Greetings NASSS graduate student members!
We hope that you have all had fun and productive summers, and that your preparations for returning to school (or whatever is on your agenda for September) are going well. For those of you have not met us yet, we are your NASSS graduate student representatives; Michele Donnelly (McMaster University) and Jennifer Sterling (University of Maryland). As graduate student representatives, it is our responsibility to keep you informed of all that is happening with NASSS (especially those issues that concern graduate students), and to represent graduate student concerns to the executive board (as voting members). Please feel free to contact us any time if you have questions or suggestions; we can now be reached at our new "official" e-mail address: grads[at]nasss.org.
As the new school year starts, it is an ideal time to begin (if you haven't already) planning for this year's NASSS conference in Vancouver, British Columbia. If you have submitted an abstract and been accepted, you will have heard from the session organizer by now. And in the next little while, you will be able to access the preliminary conference program online. If you have not yet heard from anybody about your abstract submission, please contact this year's Program Chair Nancy Spencer (nspencr[at]bgnet.bgsu.edu). If you are presenting a paper, you must be registered as a NASSS member, and to take advantage of the early conference registration discount ($5), you need to register by 15 September. Please consider the journal option (a good way to increase your sociology of sport library) and be sure that you are getting listserv messages. All registration information is available through the NASSS website.
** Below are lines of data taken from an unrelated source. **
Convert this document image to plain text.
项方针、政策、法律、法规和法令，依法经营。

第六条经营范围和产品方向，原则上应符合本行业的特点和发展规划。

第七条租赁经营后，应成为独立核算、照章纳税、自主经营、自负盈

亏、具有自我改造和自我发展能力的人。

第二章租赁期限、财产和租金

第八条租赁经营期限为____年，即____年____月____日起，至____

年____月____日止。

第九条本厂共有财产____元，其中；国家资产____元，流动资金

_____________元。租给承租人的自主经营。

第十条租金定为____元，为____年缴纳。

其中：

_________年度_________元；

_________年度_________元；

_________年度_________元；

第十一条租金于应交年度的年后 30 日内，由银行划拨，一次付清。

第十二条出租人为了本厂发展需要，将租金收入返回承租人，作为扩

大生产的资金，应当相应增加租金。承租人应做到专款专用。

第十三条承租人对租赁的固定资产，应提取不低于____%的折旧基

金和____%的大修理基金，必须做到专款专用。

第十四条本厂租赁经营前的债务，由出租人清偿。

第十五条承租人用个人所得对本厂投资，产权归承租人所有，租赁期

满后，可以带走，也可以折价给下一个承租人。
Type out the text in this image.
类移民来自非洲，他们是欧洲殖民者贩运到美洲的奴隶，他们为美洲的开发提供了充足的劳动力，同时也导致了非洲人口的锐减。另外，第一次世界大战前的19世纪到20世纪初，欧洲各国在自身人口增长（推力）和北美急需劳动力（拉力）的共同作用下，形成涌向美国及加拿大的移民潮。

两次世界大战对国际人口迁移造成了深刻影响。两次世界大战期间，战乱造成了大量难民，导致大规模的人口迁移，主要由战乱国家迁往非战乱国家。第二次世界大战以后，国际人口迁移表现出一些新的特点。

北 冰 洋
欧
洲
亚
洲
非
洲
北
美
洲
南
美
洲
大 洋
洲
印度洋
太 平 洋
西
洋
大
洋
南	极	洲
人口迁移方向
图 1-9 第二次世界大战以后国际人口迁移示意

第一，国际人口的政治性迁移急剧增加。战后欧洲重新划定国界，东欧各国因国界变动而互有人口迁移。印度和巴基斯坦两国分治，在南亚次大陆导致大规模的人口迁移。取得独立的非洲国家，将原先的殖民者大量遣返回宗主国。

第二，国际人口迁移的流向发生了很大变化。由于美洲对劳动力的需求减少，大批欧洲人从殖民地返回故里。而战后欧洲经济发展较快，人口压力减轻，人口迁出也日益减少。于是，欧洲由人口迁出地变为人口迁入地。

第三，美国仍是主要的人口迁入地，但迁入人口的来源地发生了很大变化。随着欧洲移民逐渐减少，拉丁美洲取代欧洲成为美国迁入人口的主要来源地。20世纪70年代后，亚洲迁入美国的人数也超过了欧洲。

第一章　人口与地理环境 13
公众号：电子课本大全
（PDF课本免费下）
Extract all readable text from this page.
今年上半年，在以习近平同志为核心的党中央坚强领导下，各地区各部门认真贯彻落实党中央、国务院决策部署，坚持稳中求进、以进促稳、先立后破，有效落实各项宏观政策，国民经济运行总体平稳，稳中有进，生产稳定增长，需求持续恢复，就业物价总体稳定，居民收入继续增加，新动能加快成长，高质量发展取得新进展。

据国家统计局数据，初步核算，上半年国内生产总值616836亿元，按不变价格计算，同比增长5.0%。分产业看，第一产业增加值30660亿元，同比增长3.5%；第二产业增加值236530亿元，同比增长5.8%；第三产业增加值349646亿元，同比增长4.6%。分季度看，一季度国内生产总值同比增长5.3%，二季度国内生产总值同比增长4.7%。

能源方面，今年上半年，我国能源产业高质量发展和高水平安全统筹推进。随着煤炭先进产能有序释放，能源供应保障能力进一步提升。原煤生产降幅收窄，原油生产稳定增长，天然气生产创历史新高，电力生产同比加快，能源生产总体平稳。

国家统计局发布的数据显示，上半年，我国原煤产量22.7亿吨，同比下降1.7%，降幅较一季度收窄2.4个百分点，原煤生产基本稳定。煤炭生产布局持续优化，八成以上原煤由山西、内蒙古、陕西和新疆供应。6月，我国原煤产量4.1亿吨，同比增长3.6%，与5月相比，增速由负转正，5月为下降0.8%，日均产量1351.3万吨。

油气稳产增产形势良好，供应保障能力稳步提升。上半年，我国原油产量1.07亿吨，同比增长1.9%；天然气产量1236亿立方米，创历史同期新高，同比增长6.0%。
Below, we have included information about:
This year's graduate student workshop - "Negotiating Academic Relationships" deals with various issues related to the relationships that graduate students can and should develop in order to assist them in their time as graduate students, and to prepare them for careers after the completion of their degree(s).
This year's workshop is organized slightly different from the previous two: following an introduction to the workshop topic, NASSS member panelists, Dr. Susan Birrell (University of Iowa), Dr. Michael Messner (University of Southern California), Dr. Brian Wilson (University of British Columbia), and Dr. Joy Griffin (University of New Mexico) will facilitate small group discussions. These will be driven by questions and comments from the participants in the session. In order to help the panelists prepare, we are asking you, as NASSS graduate student members, to submit questions in advance of the Vancouver conference. Please contact us (your graduate student representatives) at grads[at]nasss.org with any questions related to this year's workshop topic that you would like us to pass along to the panelists. In order to give the panelists adequate time to prepare, please send your questions by 1 October.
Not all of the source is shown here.